4. Alors il nous reste le Bloc Québécois. Dont l’argument principal est quand même de bloquer la route à Harper, pour donc laisser passer le PLC ou le NPD. Pourtant ils n’étaient pas trop gênés de discuter coalition avec lui à l’époque de Paul Martin. Mais même comme souverainiste, quand je regarde leur programme j’aurais du mal à voter pour eux autres. Pour le « libre échange », pour des lois répressives (soi-disant « anti-gang ») et pour ainsi dire pro-guerre également (au mieux on parle d’un « réalignement » de la mission). De toutes manières, le Bloc ne gouvernera jamais le pays alors son impact est plus que limité.
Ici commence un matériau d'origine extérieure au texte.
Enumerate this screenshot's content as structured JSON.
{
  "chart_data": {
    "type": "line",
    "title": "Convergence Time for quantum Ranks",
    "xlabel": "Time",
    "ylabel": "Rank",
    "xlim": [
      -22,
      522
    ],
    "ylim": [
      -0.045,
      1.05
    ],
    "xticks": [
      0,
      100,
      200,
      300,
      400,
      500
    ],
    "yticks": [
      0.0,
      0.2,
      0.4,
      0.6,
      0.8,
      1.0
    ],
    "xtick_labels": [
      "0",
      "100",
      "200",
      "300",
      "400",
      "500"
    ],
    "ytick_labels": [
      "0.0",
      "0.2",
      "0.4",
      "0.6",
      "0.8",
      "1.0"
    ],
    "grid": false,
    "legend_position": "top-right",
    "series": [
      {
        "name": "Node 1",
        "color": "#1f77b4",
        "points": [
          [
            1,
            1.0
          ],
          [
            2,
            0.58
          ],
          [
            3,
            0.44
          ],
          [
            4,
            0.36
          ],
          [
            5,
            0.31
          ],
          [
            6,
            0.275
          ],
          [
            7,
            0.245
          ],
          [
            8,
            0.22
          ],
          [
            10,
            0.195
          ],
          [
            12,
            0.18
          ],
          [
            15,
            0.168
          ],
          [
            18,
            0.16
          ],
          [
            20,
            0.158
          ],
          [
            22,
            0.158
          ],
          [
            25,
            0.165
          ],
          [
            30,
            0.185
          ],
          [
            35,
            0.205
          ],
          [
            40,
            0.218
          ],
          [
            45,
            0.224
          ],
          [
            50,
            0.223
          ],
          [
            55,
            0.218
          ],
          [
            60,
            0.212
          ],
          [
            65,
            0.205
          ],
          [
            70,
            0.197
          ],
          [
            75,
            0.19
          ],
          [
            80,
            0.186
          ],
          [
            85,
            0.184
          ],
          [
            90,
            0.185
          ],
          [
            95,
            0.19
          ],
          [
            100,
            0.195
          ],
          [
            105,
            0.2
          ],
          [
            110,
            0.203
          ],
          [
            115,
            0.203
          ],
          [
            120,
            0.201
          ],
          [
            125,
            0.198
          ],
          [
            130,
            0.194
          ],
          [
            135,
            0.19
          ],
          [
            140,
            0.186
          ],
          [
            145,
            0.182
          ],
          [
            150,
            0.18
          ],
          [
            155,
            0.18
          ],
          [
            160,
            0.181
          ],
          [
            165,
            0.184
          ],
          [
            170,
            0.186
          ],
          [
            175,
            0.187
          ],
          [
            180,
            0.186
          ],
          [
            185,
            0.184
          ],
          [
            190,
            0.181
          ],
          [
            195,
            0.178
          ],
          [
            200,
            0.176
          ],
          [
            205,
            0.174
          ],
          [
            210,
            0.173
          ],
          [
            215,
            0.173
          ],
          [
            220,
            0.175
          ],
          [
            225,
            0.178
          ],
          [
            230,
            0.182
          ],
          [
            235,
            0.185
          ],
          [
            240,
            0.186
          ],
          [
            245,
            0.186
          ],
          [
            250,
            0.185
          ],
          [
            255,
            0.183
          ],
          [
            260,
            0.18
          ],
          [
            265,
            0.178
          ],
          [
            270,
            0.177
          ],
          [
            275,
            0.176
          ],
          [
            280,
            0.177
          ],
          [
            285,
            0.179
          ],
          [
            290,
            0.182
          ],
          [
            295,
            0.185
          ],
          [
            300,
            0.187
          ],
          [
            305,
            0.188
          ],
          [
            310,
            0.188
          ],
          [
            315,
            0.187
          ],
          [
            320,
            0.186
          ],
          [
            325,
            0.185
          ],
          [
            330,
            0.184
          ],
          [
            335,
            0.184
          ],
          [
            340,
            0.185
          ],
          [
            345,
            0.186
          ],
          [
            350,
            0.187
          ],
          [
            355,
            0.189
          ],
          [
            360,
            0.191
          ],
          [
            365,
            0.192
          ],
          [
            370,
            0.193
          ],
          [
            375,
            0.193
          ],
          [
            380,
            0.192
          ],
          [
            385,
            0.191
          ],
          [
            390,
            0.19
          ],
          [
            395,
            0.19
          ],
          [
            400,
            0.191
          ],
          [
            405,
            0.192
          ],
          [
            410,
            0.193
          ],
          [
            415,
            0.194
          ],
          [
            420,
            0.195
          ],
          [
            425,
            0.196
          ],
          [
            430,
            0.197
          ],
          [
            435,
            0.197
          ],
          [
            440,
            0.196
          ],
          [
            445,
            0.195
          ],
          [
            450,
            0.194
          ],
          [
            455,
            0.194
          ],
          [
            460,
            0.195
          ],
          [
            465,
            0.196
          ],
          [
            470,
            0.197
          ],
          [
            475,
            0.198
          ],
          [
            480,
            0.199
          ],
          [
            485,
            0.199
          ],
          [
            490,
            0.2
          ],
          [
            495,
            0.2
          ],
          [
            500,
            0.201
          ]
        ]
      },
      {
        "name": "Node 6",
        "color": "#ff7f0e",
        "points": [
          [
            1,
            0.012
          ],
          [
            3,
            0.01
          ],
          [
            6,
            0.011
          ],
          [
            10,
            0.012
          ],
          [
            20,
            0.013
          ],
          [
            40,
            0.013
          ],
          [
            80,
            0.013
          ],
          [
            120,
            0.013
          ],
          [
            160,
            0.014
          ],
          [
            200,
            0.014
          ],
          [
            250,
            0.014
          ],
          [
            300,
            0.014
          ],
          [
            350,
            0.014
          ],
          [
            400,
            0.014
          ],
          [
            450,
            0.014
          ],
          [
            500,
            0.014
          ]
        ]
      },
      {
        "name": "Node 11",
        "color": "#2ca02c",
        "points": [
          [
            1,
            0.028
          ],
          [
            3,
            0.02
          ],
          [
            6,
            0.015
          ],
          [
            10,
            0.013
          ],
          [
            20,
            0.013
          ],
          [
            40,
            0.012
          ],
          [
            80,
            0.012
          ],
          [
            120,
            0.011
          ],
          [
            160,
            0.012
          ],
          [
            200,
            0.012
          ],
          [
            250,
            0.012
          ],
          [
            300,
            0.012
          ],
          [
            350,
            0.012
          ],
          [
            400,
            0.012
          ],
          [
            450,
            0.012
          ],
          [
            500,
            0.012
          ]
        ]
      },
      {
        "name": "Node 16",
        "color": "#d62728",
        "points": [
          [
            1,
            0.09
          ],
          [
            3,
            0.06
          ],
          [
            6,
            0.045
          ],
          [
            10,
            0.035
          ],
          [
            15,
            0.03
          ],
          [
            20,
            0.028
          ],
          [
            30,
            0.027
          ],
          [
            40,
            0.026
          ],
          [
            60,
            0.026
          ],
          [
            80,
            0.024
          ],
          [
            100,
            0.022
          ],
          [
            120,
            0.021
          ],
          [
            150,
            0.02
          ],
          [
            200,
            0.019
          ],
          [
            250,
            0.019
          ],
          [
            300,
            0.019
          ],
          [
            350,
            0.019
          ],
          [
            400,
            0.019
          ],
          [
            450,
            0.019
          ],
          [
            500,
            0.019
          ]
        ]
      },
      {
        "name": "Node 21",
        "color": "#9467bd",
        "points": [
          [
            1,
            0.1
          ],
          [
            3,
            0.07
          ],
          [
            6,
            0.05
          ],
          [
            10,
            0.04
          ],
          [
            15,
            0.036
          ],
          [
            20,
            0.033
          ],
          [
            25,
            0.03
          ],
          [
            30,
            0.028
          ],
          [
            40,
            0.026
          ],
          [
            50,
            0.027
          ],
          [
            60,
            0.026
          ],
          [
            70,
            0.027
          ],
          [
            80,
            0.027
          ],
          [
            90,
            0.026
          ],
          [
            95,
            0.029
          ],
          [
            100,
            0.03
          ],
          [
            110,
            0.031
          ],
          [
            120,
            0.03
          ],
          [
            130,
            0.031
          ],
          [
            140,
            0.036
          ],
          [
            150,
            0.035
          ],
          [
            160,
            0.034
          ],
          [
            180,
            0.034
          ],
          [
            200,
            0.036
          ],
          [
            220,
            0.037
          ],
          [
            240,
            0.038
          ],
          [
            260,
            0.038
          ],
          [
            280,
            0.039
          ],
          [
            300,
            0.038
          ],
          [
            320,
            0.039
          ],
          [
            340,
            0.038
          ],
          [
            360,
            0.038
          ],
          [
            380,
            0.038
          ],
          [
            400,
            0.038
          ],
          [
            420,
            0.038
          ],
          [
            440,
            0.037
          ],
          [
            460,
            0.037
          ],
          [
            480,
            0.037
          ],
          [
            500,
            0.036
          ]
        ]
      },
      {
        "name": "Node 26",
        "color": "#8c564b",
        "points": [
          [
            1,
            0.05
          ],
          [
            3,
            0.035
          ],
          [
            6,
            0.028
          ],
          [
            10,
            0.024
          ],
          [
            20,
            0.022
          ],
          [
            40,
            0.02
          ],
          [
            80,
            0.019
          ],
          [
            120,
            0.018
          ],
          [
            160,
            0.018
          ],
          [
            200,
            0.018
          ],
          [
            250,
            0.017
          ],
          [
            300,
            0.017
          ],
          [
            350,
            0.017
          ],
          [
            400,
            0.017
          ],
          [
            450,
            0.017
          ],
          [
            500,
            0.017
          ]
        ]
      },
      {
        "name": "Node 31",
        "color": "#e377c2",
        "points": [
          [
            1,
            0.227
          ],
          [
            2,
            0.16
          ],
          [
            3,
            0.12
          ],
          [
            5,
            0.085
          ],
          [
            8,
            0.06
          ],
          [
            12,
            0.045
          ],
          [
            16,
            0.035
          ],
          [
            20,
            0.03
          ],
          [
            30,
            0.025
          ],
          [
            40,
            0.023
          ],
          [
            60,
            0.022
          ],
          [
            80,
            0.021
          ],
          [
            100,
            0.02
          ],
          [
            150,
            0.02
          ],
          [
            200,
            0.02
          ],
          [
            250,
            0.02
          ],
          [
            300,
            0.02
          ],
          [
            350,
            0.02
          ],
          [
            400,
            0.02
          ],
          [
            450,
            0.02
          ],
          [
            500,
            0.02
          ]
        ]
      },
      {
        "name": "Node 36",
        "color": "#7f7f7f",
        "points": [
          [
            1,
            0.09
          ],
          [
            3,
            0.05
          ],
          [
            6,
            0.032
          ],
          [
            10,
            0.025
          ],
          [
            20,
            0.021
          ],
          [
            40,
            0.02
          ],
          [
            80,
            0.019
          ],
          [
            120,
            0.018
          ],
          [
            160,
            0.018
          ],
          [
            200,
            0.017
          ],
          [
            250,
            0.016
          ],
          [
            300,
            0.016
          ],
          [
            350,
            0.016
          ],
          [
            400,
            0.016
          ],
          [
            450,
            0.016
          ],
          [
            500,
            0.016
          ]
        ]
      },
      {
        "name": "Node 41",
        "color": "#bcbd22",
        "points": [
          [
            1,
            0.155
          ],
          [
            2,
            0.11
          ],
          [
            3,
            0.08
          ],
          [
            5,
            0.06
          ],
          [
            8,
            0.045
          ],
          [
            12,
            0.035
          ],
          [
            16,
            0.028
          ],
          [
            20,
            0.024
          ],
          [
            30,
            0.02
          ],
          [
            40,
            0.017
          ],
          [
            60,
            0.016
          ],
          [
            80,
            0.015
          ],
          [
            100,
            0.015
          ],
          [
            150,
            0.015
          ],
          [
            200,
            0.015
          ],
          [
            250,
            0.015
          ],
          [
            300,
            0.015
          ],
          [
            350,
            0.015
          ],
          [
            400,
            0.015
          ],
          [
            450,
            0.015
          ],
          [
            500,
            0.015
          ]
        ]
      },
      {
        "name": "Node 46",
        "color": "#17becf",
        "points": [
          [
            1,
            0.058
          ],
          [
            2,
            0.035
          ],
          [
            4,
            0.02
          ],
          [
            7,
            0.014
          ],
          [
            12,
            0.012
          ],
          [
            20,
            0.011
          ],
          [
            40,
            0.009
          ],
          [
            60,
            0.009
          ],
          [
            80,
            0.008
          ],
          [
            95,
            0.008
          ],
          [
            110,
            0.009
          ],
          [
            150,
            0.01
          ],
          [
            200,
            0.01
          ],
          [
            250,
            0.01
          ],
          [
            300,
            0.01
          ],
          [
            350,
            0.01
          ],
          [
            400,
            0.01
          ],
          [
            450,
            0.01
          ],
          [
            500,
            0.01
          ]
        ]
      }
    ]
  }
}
Dans tous les cas, il faudra bien que l’on cesse de se leurrer un jour ou l’autre : les orientations politiques majeures ne se décident pas à l’aide d’élections, et pour une raison très simple : les gouvernements agissent essentiellement en fonction des pressions qu’ils subissent. Ainsi aux États-Unis, Richard Nixon, un président républicain, allait-il pratiquer des politiques sociales et environnementales dont l’ampleur ferait pâlir les partis les plus à gauche que l’on peut voir aujourd’hui. Mais c’était au début des années 1970 et la contestation sociale était à son plus fort sur tous les fronts.

Contrastez cela avec l’exemple du Parti Travailliste de Tony Blair en Grande-Bretagne, ou du Parti Socialiste en France, pourtant tous deux historiquement à gauche et qui tous deux ont pratiqué les pires politiques néo-libérales, voire carrément internationalement criminelles lorqu’ils ont été au pouvoir. Ce qui coïncide très bien avec l’affaiblissement des mouvements sociaux et syndicaux dans ces pays depuis le milieu des années 1980. En leur absence qui peut bien influencer et faire pression sur les gouvernements, non pas juste au moment des élections mais au jour le jour, à part les gens qui ont une place importante dans le système économique. Comment s’étonner alors de toutes les faveurs qui leurs sont accordées depuis une bonne vingtaine d’années, que ce soit par des gouvernements de gauche ou de droite ? Mais pour nous autres ? Rien. Et peu importe pour qui on vote, ça restera pareil tant qu’on restera à chialer assis sur nos canapés.